Н. СЛАДКОВ
Лес растворился в сумраке и поплыл. Исчез и цвет: все стало серым и тусклым. Кусты и деревья сгустками тьмы шевелились в вязкой тягучей мути. Съеживались, то вдруг растягивались, возникали и исчезали. Вечер сменяла ночь.
Пора густых сумерек и теней, пора ночных лесных происшествий.
Кончились задумчивые вечерние песни: отсвистели на еловых маковках певчие дрозды, глазастенькие зарянки давно рассыпали по сучкам свои звонкие стеклышки.
Стою по колено в болотной жиже. Спиной привалился к елке; она чуть шевелится, дышит… Глаза я закрыл, они сейчас ни к чему, сейчас нужны только уши.
Загугукал ночной сыч. Самого не видно. Перелетает в темноте с дерева на дерево сычиный крик: у-гу-гу-гу! Я поворачиваю за летающим криком ухо. Вот рядом совсем заугугукал: разглядел, наверное, меня желтыми глазищами и удивился.
Долго куковала в темноте и ночная кукушка; далекое эхо за болотом ей отвечало.
Люблю слушать ночь. Тишина, а все что-нибудь да услышишь. Мышь пошуршит в сухих листьях. Утиные крылья просвистят в вышине. Суматошно вдруг закричат журавли на далеком болоте, словно их кто напугал. Солидно, не торопясь пролетит вальдшнеп: хорр, хорр — басом, цвирк, цвирк — тоненьким голоском.
Даже в самую глухую полночь, когда живых голосов не слышно, лес не безмолвствует. То завозится ветер в вершине. То дерево скрипнет. Стукаясь о сучки, упадет шишка. Хоть тысячу раз слушай ночь — каждый раз будет по-новому. Как не бывает двух одинаковых дней, так и ночь на ночь не похожа.
Но есть в каждой ночи пора, когда наступает полная тишина.

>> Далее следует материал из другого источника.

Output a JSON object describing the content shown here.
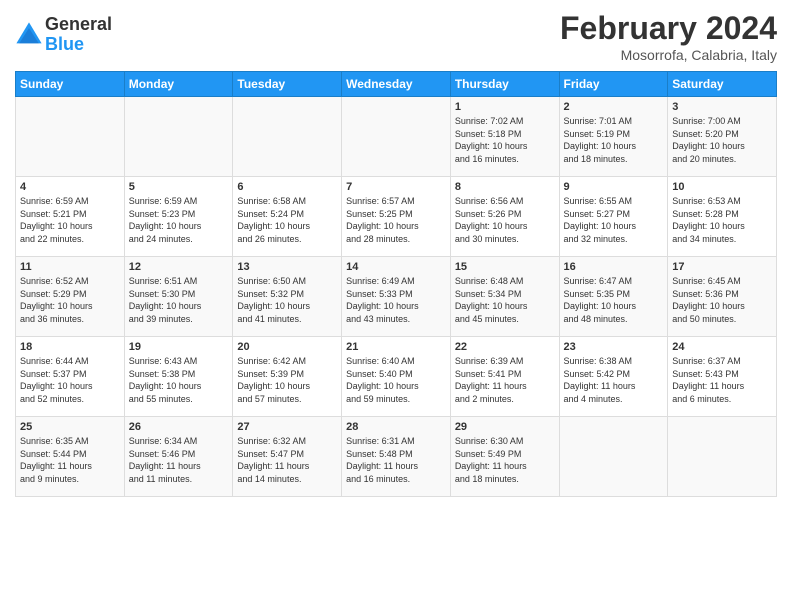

Перед ней снова зашевелятся и поплывут в вязкой мгле сгустки тьмы: теперь на смену ночи близится темнозорь. Лес словно вздохнет: тихий ветерок пролетит над вершинами и каждому дереву что-то шепнет на ухо. И будь на деревьях листья, они ответили бы ветру по-своему: осины бы торопливо залопотали, березы бы ласково прошелестели. Но в лесу апрель — и деревья голые. Одни ели да сосны прошипят ветру в ответ, и поплывет над лесом тягучий гул хвойных вершин, как отзвук далеких колоколов.
И вот в этот миг, когда лес еще по-настоящему не проснулся, вдруг наступает время полной ночной тишины. Упади хвоинка — и слышно!
В такой тишине я услыхал то, чего никогда еще в жизни не слышал: песенку крыльев! Схлынул предутренний шорох вершин, и в застойной млеющей тишине послышался странный звук, словно кто-то губами себе подыгрывал, отбивая плясовой такт: бррын-бррын, бррн, бррн, бррынн! Бррын-бррын, бррын, бррын, бррын!
Раз подыгрывал, значит, кто-то под такт и плясал?
Темень и тишина. Впереди совсем еще темное моховое болото, позади черный еловый остров. Я стою на его обочине, и странные звуки приближаются. Ближе, ближе, вот слышны над головой, вот удаляются, дальше, дальше. А погодя возникают снова, снова приближаются и снова проносятся мимо. Кто-то летает вокруг елового острова, отбивая в тишине такт упругими крылышками. Четкий ритм, плясовой такт, не просто бьет крыльями на лету, а поет! Поет на мотив: так-так, так, так, так! Так-так, так, так, так!
Птичка маленькая, да крыльями и большой птице громко не спеть. Вот и выбрал певец для странных песен своих время, когда в лесу все молчит. Все проснулись, но голоса не подали, прислушиваются и молчат. Только в это короткое время смены ночи и утра и можно услышать такую тихую песенку. А запоют дрозды и заглушат все звонкими свистами. Кто-то маленький, безголосый, кто умеет петь только крылышками, выбрал это время ночной тишины, торопится заявить о себе.
Много весенних ночей провел я в лесу, но больше ни разу такой песни не слышал. И в книгах о ней ничего не нашел. Загадка так и осталась загадкой — крошечной волнующей тайной.
Но я все надеюсь: вдруг снова услышу? И на черные еловые острова на глухих моховых болотах смотрю теперь совсем по-особому: там живет тот, кто умеет петь крыльями… В короткие мгновения тишины он торопливо носится вокруг черного острова и отбивает крыльями такт: так-так, так, так, так! И кто-то, конечно, внимает его странной песне. Но кто?